Why does this even need to be your problem? PostGIS and similar products have already solved it. Use postgres queries to rapidly identify containing shapes. Note that a 2-D index is very different from having a pair of indexes, one on the r column and another on the z column.

Consider annotating those shapes with a size or area attribute, so you can rapidly identify the smallest containing shape.

Answer 2

Faster lookups

To speed up this code, I suggest you use an existing spatial index rather than reinventing the wheel (even if you didn’t invent this particular wheel). Look up, for example, R-trees or R*-trees.

Code review

Variable names

I’m aware that you translated someone else’s Fortran code, and likely took over variable names as-is. But I think the choice of names doesn’t aid reading the code.

Your members xmin and xmax are compared to the square root of r, and ymin and ymax are compared to the absolute value of z. We don’t know the meaning of r and z, but setting x = sqrt(r) and y = abs(z) at the top of the function would certainly make things less jarring.

You have cout for the current cell, whose index is cout_index. You also have child_cell (the one good name here), and cout_parent, which is not a cell but an index. I would suggest current_cell and current_index, and parent_index.

Code repetition

The comparison

        if (cout['xmin']**2 <= r and
            cout['xmax']**2 >= r and 
            cout['ymin']    <= abs_z and
            cout['ymax']    >= abs_z):

is repeated twice. This should be in a function. Don’t repeat yourself.

Code logic

It is hard to follow what is going on. As I read it, you find the leaf node containing a particular set of coordinates, and you search starting at a given node. If the node doesn’t contain the point, you go up until you find a node that does, then you go back down through its children. If the root node doesn’t contain the point, or if a node contains a point but none of its children do, then your search fails.

And you do all of this in no more than NMAX = 1000000 steps. Given this is a tree, making 1 million steps would mean the tree has more nodes in it than could possibly fit in memory (unless it is really poorly balanced with most nodes having only one child).

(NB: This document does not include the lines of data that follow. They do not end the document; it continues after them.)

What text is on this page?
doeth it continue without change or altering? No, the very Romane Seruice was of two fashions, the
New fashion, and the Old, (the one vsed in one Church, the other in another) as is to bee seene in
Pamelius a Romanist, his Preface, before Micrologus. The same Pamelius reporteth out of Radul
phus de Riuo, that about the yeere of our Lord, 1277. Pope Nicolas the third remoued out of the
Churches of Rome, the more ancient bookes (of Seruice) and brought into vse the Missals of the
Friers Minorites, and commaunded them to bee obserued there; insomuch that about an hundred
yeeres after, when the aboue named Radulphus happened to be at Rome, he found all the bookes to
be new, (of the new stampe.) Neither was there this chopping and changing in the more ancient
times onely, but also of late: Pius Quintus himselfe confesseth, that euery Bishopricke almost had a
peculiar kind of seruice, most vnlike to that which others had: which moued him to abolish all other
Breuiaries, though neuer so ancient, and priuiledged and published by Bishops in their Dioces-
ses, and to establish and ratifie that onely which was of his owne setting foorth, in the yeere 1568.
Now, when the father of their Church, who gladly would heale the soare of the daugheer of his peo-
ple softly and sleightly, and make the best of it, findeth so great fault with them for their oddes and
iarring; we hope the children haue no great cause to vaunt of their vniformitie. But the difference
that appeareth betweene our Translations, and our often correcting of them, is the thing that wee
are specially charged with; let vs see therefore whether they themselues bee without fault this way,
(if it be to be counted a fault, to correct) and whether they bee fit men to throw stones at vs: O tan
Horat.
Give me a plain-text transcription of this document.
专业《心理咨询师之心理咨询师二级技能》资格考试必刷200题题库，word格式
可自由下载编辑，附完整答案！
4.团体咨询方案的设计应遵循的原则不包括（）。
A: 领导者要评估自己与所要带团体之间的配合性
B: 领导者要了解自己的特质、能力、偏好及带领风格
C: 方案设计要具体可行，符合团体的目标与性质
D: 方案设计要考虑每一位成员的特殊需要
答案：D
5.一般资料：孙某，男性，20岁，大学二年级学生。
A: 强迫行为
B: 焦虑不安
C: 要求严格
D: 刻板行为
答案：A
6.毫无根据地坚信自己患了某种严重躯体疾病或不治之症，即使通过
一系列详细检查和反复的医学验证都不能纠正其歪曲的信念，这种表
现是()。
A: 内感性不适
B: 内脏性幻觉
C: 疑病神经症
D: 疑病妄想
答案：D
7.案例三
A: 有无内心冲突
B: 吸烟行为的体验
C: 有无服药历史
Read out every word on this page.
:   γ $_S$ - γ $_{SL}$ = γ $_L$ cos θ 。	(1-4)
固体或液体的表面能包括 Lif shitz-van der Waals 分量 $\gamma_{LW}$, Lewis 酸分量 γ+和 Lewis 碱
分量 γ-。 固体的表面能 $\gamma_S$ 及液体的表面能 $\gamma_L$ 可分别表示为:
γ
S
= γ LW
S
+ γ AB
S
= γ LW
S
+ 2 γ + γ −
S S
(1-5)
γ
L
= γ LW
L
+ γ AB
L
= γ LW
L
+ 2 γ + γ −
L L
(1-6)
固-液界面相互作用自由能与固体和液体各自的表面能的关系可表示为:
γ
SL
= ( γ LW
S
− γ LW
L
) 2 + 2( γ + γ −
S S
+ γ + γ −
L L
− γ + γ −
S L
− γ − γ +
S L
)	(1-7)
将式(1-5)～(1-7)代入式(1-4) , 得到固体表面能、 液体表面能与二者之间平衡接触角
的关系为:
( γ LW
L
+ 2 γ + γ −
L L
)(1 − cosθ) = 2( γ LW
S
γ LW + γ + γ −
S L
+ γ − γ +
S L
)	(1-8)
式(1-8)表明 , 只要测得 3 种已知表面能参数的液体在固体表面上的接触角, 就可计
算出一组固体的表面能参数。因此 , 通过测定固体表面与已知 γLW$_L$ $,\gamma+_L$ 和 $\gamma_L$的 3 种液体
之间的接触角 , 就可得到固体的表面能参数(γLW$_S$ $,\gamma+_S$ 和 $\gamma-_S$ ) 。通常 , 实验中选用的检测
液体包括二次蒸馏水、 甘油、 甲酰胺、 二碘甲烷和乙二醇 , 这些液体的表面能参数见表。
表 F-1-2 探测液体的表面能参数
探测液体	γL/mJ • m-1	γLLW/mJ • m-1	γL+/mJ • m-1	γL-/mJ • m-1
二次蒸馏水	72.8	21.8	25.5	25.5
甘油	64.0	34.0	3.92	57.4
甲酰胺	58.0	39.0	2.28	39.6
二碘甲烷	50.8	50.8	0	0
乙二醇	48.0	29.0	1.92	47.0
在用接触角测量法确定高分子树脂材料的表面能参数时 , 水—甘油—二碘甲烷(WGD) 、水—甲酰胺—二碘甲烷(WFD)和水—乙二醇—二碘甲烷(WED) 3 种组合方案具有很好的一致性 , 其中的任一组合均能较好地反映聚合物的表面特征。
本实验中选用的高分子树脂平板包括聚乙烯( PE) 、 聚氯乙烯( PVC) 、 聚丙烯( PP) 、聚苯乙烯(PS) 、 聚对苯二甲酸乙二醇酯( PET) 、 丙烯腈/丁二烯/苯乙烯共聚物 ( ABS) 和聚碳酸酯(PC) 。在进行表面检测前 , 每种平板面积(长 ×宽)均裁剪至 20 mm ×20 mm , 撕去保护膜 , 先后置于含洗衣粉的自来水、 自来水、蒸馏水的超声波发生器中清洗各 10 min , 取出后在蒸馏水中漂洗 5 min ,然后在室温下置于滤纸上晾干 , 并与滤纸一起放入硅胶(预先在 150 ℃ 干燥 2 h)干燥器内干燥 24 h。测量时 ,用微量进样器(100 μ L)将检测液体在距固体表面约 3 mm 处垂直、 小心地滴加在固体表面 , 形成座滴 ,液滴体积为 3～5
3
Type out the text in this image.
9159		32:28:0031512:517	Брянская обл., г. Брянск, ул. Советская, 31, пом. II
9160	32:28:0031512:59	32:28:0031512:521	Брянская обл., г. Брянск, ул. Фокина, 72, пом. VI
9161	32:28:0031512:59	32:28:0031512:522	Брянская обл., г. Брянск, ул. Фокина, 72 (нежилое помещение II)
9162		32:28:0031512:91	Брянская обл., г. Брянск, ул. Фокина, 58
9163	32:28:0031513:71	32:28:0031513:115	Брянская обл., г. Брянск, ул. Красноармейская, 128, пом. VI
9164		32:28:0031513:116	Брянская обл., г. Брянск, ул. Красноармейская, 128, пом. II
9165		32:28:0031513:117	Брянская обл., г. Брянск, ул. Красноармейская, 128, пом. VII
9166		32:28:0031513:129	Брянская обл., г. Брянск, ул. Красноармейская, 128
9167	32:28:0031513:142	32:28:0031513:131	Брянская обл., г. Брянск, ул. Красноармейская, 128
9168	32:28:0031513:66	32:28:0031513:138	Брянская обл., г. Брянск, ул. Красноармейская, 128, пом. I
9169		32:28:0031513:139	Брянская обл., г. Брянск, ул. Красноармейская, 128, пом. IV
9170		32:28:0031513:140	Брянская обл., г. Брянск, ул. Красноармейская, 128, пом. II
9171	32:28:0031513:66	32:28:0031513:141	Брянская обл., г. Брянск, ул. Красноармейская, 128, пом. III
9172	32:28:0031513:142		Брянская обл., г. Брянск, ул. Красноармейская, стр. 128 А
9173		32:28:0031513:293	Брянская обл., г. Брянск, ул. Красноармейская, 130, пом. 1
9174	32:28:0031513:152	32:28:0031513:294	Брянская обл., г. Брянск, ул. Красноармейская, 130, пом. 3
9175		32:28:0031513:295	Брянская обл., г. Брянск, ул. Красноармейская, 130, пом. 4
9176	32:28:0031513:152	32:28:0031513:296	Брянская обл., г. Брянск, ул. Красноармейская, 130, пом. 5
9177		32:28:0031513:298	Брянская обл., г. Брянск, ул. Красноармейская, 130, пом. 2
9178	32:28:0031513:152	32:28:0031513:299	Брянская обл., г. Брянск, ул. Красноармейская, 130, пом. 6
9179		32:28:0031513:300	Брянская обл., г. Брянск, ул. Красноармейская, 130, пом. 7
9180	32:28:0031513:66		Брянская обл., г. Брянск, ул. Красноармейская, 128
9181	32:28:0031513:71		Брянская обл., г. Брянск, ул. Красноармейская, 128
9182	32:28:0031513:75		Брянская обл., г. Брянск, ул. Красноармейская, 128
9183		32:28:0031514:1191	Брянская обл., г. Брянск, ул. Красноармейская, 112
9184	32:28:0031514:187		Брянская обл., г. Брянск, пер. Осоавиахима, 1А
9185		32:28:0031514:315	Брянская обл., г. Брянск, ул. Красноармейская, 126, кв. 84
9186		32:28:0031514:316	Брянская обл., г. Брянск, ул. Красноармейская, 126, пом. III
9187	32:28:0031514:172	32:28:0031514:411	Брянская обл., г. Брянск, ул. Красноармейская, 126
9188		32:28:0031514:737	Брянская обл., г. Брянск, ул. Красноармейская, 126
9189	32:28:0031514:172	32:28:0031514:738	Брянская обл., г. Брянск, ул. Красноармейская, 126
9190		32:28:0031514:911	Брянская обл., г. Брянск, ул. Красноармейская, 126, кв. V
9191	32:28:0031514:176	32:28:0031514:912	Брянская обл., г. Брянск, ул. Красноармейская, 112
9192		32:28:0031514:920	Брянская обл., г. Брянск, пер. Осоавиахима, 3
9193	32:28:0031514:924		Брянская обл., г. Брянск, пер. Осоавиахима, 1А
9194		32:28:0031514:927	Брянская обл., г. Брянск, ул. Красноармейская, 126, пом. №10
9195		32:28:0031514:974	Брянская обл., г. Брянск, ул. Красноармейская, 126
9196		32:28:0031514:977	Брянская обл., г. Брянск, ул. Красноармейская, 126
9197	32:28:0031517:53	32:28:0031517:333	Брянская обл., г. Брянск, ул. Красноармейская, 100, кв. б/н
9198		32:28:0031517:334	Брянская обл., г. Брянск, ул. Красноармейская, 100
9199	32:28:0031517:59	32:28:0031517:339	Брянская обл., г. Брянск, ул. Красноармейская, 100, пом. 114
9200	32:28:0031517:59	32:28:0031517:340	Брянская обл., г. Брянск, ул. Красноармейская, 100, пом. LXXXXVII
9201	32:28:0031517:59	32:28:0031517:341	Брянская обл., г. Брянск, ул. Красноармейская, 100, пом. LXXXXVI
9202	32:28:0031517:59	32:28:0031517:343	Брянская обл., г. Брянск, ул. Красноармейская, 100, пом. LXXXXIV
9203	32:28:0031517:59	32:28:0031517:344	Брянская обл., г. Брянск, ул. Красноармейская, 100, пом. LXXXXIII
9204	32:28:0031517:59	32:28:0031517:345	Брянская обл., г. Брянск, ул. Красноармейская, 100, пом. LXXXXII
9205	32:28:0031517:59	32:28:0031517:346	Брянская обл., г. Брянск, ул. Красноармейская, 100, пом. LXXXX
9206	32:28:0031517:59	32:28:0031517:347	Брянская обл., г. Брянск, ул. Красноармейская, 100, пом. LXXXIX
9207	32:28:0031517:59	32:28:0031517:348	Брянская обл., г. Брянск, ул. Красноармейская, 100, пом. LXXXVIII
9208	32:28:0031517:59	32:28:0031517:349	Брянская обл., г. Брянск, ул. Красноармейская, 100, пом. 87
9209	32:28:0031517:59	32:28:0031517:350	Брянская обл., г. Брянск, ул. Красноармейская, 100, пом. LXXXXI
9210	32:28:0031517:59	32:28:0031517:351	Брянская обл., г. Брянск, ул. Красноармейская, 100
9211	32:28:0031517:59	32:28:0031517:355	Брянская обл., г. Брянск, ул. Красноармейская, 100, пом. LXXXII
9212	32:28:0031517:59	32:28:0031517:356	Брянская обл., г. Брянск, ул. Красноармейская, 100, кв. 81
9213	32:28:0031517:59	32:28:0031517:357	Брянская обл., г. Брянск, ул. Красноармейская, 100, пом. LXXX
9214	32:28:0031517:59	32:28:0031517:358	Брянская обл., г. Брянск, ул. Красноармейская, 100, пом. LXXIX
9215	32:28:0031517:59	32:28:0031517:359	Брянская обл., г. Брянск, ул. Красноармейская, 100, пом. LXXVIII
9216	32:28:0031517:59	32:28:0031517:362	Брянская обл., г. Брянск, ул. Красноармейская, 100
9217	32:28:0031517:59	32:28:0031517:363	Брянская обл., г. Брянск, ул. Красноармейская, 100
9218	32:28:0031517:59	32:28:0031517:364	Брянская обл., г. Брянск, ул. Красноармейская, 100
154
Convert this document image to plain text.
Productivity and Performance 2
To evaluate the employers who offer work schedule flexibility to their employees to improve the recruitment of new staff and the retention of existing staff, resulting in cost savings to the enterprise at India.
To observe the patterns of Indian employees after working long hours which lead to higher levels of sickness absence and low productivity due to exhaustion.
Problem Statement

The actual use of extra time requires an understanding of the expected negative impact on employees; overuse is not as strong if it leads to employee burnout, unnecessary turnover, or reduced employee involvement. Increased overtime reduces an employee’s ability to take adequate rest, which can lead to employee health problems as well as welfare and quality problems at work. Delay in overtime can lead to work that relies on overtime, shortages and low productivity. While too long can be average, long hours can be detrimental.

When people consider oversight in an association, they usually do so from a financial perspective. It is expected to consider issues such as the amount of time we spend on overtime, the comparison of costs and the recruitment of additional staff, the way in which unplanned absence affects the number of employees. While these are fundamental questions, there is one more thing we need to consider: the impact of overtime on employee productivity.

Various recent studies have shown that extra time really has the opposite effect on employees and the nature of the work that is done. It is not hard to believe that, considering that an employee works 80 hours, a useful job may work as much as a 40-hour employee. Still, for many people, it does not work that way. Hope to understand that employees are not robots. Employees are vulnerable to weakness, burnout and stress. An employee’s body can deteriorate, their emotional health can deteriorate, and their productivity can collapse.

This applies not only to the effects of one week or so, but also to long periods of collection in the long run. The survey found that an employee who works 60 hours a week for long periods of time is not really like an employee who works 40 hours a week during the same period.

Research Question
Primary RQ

Remember that the depth of the tree is O(log(N)). So this limit is not really necessary or useful.

I think the way to salvage the readability of this logic is to separate out for example the portion that finds the child node containing the coordinates into a separate function. You could also separate the loop where you go up from the one where you go down. There is no need to put these into the same loop.

In fact, this separation would speed up the code by not checking cout for inclusion after the first step down into a child, because you already verified the inclusion when you made that step.

while not included and parent exists:
    current = parent

while True:
    if leaf:
        return success
    current = find_child(current)
    if not current (ie failed to find a child):
        return failure

Having the find_child() here avoids the need for the flag variable.

Return value

You return the tuple (cout_index, found). But the first is always -999999 if the second is false, and a valid index if true. Why do you need two values? Just return an index, if it’s negative, you didn’t succeed.

Loop over range

This code:

            for i in range(cout['nChildren']):
                child_cell = grid[cout['children'][i]]
                if ...:
                    cout_index = cout['children'][i]

loops over indices, but only uses those indices to get the elements of cout['children']. It is better to directly loop over cout['children']. The loop would look like this:

            for child_index in cout['children']:
                child_cell = grid[child_index]
                if ...:
                    cout_index = child_index

I am assuming here that cout['children'] has always exactly cout['nChildren'] elements, and doesn't have a bunch of unused elements at the end. If so, cout['nChildren'] is redundant and can be left out. If not, then you need to change how cout['children'] is defined, because it makes the code simpler.